Nintedanib, Boehringer Ingelheim’s treatment for patients with idiopathic pulmonary fibrosis (IPF), recently received positive opinions from the Committee for Medicinal Products for Human Use (CHMP) of the European Medicines Agency (EMA). The findings from the Phase III INPULSIS® trials entitled “Efficacy and safety of nintedanib in idiopathic pulmonary fibrosis” were published in the New England Journal of Medicine and showed that nintedanib, an intracellular inhibitor that targets various tyrosine kinases, reduced the forced vital capacity a parameter that correlates with a delay of disease progression in patients with idiopathic pulmonary fibrosis.
“Boehringer Ingelheim welcomes the decision by the CHMP. There has been a high unmet need for effective treatments that can slow disease progression in IPF. We look forward to making nintedanib available soon to patients with IPF in the EU,” said Professor Klaus Dugi, Chief Medical Officer, Boehringer Ingelheim, in a press release.
Idiopathic Pulmonary Fibrosis (IPF) is a disease of the lung characterized by a progressive scarring of the lung tissue that leads to a decrease of functional lung volume and oxygen uptake. The origin of IPF is not known; many people live only for 3 to 5 years after diagnosis and the disease has no cure. The main cause of death of IPF is respiratory failure. The acute exacerbation of IPF (AE-IPF) has an extremely poor prognosis and is believed to occur per year in 5-10% of patients with IPF. In the United States and Europe, there are 200,000 patients with Idiopathic Pulmonary Fibrosis (IPF) including 48,000 new cases diagnosed every year (IPF Coalition, 2014).
“This decision is very encouraging as patients with IPF currently have very limited treatment options.” said INPULSIS® study investigator Professor Luca Richeldi, Professor of Respiratory Medicine, Chair of Interstitial Lung Disease at the University of Southampton, United Kingdom. “For the first time we have a drug that has consistently met the primary endpoint in two large Phase III trials, confirming the results of the Phase II trial.”

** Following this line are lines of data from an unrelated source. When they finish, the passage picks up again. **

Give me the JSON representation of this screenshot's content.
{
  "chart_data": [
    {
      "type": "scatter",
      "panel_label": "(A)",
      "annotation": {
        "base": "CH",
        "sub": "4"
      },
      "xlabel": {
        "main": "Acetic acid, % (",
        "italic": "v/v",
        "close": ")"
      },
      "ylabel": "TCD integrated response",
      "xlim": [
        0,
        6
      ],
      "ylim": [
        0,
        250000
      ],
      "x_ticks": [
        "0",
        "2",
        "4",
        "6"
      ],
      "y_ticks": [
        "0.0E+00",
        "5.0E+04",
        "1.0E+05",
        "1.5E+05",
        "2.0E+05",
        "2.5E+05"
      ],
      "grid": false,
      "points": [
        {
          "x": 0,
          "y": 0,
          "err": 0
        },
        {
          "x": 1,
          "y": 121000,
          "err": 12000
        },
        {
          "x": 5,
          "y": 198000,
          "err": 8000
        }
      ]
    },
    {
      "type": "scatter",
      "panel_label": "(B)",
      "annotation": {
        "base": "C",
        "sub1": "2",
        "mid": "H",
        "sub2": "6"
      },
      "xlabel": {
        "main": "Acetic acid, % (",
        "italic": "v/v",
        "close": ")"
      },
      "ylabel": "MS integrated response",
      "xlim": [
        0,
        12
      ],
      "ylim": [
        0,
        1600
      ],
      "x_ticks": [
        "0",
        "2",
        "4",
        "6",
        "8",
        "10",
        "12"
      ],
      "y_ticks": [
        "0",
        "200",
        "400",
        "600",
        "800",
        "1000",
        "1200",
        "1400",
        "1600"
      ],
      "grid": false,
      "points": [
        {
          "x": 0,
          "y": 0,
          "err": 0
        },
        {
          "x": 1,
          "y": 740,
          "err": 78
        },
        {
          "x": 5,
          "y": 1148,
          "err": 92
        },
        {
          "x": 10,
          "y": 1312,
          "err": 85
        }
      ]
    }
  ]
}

The Phase III INPULSIS® trials were two replicate 52-week, randomized, double-blind, phase 3 trials (INPULSIS-1 and INPULSIS-2) to assess the efficacy and safety of 150 mg of nintedanib given twice a day as compared with placebo in patients with idiopathic pulmonary fibrosis. There was one primary end point, the annual rate of decline in forced vital capacity (FVC), and two secondary end points, the time to the first acute exacerbation and the change from baseline in the total score on the St. George’s Respiratory Questionnaire. The last two parameters were evaluated after a 52-week period. These trials enrolled 1,066 patients from 24 countries. Nintedanib seems to affect growth factor receptors, like platelet-derived growth factor receptor (PDGFR), fibroblast growth factor receptor (FGFR) and vascular endothelial growth factor receptor (VEGFR) that have been shown to be involved in the development of pulmonary fibrosis. Thus is likely that Nintedanib may reduce disease progression in IPF by decreasing the deterioration of lung function. The main results of these trials were that nintedanib decreased disease progression by reducing the annual rate of decline in lung function in a wide range IPF patients types by 50%, from patients with early disease to patients with emphysema. It also significantly reduced the probability of adjudicated acute exacerbations by 68%.
These findings are very important and have a high impact in the management and treatment of IPF, since around 50% of patients with acute IPF exacerbation die during hospitalization.